Entonces es el momento de preguntarnos e interpelarnos profundamente como sociedad cuánto vale la salud visual de los ciudadanos, que no es lo mismo que cuanto cuesta, es decir su costo. Parece esta una disquisición semántica, pero su significación es mucho más importante.
Uno podría preguntarse qué valor se le da a la salud y a la salud visual en particular. La visión es uno de los sentidos más valorados por los seres humanos. Sin embargo, el sistema de salud pondera por costos y, como dijimos en la actualidad, no se cubren costos fundamentales o básicos.
Argentina por diferentes razones tiene capacidad médica, tecnológica y de infraestructura que la distingue a nivel mundial. Sin embargo, esto no es sostenible en estas condiciones y el deterioro de esa capacidad impactará necesariamente en la calidad de vida de los ciudadanos.
Según los datos y cifras de la OMS sobre ceguera y discapacidad visual, a nivel mundial, se estima que aproximadamente 1.300 millones de personas viven con alguna forma de deficiencia visual.
Las principales causas de la visión deficiente son los errores de refracción no corregidos y las cataratas, sostiene la OMS en su informe de febrero 2021. En el mismo también se detalla que la mayoría de las personas con visión deficiente tienen más de 50 años.
La Organización Mundial sostiene, de acuerdo a sus registros, que en el mundo hay al menos 2.200 millones de personas con deterioro de la visión cercana o distante. En al menos 1.000 millones de esos casos, es decir, casi la mitad, el deterioro visual podría haberse evitado o todavía no se ha aplicado un tratamiento.
El deterioro de la visión, concluye la OMS, supone una enorme carga económica mundial, ya que se calcula que los costos anuales debidos a la pérdida de productividad asociada a deficiencias visuales por miopía y presbicia no corregidas ascienden a USD 244.000 millones y USD 25.400 millones, respectivamente, en todo el mundo.
La ceguera no debe ser motivo de estigmatización, todo lo contrario. La inclusión, la prevención y rehabilitación son afrontadas por el valioso aporte que hacen entidades como la Fundación Nano en Argentina o la Once en España, con años de trabajo al respecto. Pero lo imperdonable es que un ser humano pierda la visión cuando hoy es médica y tecnológicamente evitable.
La naturaleza humana quizás hace que algo como el cuidado de la salud visual se valore cuando ya no se tiene o se pierde.
Hoy tomar conciencia sobre el posible desmantelamiento de la capacidad oftalmológica instalada en Argentina es una apelación a la responsabilidad de la comunidad.
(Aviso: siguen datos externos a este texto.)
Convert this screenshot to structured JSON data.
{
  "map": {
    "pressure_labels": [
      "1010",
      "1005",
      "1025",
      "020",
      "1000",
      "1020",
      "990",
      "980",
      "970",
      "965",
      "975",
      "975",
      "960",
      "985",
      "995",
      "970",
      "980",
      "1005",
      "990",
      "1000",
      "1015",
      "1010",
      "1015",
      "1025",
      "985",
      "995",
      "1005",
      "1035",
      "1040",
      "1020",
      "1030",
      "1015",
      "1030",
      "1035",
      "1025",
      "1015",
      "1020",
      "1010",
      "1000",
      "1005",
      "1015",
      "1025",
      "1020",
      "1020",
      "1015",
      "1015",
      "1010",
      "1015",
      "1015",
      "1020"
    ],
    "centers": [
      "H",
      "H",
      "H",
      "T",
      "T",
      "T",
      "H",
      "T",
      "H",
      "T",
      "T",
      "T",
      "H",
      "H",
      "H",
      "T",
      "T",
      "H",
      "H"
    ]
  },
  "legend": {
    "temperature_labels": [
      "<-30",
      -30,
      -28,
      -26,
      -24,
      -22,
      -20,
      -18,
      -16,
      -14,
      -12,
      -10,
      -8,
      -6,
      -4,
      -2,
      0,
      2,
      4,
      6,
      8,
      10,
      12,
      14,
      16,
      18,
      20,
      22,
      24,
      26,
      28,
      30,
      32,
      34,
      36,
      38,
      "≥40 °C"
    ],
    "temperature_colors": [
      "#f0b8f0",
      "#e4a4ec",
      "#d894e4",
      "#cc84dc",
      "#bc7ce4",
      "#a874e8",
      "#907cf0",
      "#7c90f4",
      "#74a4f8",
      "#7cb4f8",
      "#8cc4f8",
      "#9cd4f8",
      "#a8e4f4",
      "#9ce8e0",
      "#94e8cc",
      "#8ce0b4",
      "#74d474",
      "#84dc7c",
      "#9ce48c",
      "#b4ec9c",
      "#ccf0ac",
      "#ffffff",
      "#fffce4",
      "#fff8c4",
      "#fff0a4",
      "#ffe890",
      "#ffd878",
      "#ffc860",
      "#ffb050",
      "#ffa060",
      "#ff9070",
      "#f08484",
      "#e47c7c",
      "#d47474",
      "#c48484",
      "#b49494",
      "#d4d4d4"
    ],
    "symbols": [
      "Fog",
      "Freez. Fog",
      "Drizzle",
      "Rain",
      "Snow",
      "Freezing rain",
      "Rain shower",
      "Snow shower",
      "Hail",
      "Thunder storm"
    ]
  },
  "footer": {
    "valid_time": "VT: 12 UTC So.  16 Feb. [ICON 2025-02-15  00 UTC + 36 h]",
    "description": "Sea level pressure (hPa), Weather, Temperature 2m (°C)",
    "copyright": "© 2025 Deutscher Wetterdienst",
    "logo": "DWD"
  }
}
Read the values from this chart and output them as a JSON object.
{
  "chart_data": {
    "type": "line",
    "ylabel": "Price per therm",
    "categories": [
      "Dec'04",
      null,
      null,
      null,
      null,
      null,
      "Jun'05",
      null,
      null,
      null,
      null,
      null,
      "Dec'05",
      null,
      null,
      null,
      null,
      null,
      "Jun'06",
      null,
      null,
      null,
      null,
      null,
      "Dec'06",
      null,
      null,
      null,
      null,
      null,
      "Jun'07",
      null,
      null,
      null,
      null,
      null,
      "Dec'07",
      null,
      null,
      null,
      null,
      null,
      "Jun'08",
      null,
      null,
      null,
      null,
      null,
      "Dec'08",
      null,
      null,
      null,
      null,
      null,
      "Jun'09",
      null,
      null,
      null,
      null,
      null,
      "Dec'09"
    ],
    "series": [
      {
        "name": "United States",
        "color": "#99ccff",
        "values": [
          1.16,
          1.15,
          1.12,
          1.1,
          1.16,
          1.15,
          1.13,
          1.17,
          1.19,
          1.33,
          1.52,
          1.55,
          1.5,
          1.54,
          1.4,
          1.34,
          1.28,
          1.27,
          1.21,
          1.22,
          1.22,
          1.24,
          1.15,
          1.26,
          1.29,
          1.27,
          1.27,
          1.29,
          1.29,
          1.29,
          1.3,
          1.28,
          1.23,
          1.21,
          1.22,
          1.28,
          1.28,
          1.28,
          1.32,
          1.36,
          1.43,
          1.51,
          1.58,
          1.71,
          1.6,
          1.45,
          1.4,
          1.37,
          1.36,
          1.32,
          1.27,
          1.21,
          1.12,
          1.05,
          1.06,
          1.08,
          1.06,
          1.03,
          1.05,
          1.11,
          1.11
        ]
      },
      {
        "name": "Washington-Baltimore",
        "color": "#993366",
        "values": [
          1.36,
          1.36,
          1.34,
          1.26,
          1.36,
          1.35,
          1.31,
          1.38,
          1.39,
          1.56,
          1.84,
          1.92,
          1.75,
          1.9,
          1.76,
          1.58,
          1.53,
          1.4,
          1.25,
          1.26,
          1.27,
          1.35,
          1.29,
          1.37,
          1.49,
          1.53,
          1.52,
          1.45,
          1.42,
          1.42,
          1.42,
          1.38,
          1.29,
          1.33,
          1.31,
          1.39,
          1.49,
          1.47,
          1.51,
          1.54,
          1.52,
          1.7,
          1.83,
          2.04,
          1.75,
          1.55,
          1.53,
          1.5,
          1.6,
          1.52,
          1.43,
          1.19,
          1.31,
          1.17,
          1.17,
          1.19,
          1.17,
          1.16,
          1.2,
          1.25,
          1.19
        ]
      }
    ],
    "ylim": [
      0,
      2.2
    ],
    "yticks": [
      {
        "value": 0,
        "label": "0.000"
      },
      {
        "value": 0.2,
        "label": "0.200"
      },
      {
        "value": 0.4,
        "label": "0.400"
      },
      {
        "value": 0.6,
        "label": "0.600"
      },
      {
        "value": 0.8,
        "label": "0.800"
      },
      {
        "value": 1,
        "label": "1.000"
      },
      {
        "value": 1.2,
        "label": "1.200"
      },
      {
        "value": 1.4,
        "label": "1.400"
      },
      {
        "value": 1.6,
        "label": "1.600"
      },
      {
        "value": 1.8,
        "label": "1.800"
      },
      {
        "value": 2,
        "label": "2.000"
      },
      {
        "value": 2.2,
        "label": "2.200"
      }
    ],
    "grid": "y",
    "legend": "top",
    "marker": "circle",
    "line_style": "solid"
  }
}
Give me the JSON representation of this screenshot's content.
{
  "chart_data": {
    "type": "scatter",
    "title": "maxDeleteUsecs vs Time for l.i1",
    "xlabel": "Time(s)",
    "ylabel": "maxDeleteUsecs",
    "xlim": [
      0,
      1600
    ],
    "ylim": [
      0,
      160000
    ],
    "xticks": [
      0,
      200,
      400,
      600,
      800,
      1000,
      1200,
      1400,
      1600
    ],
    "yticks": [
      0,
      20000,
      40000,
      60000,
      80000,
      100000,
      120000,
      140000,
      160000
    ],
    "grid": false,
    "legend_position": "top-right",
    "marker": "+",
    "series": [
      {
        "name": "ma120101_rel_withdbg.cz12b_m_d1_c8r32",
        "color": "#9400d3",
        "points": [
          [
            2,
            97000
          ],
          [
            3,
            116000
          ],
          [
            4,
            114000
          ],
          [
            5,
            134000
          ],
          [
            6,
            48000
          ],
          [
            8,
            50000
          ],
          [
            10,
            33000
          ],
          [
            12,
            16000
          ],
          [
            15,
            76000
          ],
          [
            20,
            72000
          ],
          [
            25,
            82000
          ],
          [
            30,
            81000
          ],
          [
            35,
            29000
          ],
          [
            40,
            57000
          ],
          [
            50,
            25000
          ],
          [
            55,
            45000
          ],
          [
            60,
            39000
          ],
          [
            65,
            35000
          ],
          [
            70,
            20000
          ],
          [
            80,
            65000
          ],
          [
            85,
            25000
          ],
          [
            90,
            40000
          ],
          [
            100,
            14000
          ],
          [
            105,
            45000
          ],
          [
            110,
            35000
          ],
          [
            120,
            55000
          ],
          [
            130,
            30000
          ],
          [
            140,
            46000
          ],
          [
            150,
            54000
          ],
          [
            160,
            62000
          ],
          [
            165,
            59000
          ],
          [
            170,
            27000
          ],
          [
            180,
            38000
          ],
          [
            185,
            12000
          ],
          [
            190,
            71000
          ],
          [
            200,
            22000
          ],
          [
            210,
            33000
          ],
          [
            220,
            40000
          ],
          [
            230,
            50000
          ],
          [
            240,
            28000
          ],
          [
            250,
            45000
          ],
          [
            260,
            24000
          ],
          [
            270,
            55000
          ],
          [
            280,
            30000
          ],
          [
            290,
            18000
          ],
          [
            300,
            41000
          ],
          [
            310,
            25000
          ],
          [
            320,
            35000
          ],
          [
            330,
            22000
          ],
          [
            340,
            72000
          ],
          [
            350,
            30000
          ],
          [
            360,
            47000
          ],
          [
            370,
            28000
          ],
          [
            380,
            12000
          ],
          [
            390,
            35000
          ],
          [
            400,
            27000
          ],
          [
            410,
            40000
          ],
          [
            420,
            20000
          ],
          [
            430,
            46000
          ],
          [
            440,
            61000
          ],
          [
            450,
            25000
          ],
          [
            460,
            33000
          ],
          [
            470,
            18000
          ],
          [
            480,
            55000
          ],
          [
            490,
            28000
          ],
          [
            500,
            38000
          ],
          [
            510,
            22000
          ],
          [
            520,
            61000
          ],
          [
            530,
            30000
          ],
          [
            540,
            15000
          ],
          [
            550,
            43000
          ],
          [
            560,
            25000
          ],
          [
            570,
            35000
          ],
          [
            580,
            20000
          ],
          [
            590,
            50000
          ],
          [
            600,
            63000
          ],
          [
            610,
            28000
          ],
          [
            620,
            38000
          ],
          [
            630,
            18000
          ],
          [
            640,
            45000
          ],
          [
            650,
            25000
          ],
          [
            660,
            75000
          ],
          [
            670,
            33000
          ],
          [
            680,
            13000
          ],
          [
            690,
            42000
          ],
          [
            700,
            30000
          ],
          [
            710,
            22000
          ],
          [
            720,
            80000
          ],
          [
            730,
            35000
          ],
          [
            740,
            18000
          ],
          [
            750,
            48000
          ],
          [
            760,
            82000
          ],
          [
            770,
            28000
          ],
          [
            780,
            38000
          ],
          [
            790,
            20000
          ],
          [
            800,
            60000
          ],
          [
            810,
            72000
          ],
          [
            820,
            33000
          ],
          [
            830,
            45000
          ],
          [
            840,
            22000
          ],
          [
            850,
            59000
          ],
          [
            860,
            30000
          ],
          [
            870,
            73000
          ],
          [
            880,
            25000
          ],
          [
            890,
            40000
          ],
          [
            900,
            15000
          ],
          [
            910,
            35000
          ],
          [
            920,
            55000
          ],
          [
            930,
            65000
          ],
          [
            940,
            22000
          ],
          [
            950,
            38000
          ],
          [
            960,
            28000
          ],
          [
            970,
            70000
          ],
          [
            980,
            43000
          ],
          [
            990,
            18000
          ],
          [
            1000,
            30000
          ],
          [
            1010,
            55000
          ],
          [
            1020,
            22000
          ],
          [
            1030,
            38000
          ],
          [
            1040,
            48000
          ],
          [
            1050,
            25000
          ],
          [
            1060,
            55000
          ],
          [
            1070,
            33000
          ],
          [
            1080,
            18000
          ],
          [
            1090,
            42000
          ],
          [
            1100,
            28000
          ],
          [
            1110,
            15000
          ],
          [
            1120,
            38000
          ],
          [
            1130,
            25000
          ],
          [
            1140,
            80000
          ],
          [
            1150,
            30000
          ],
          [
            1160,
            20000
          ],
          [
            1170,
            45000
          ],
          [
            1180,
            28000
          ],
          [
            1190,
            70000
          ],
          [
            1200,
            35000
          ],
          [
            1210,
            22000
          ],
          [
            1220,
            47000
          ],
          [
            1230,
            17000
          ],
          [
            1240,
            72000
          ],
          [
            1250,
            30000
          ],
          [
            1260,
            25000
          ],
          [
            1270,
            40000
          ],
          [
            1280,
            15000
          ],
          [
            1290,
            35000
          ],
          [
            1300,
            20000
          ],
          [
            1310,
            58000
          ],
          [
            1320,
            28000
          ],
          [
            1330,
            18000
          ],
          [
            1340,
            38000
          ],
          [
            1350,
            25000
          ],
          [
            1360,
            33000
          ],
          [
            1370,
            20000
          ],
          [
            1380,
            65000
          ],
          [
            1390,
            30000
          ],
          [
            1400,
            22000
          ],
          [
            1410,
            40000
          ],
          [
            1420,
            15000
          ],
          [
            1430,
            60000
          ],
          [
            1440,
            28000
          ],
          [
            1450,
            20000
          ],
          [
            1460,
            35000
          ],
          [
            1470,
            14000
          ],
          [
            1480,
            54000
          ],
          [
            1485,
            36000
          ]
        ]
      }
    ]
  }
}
Una cuestión de humanidad en primer término, de inteligencia social en segundo y de impacto económico y social por el vacío prestacional que esto podría significar si las condiciones de sostenibilidad no cambian.
Actitudes dilatorias, negligentes y de no asumir este problema hacen que cada vez el deterioro prestacional sea mayor. El silencio y falta de respuesta por parte de actores responsables del financiamiento de esta especialidad muy probablemente les tenga guardado un lúgubre y oscuro lugar, ya no desde donde desarrollan su actividad diaria sino en la historia de nuestro país y la salud de sus ciudadanos.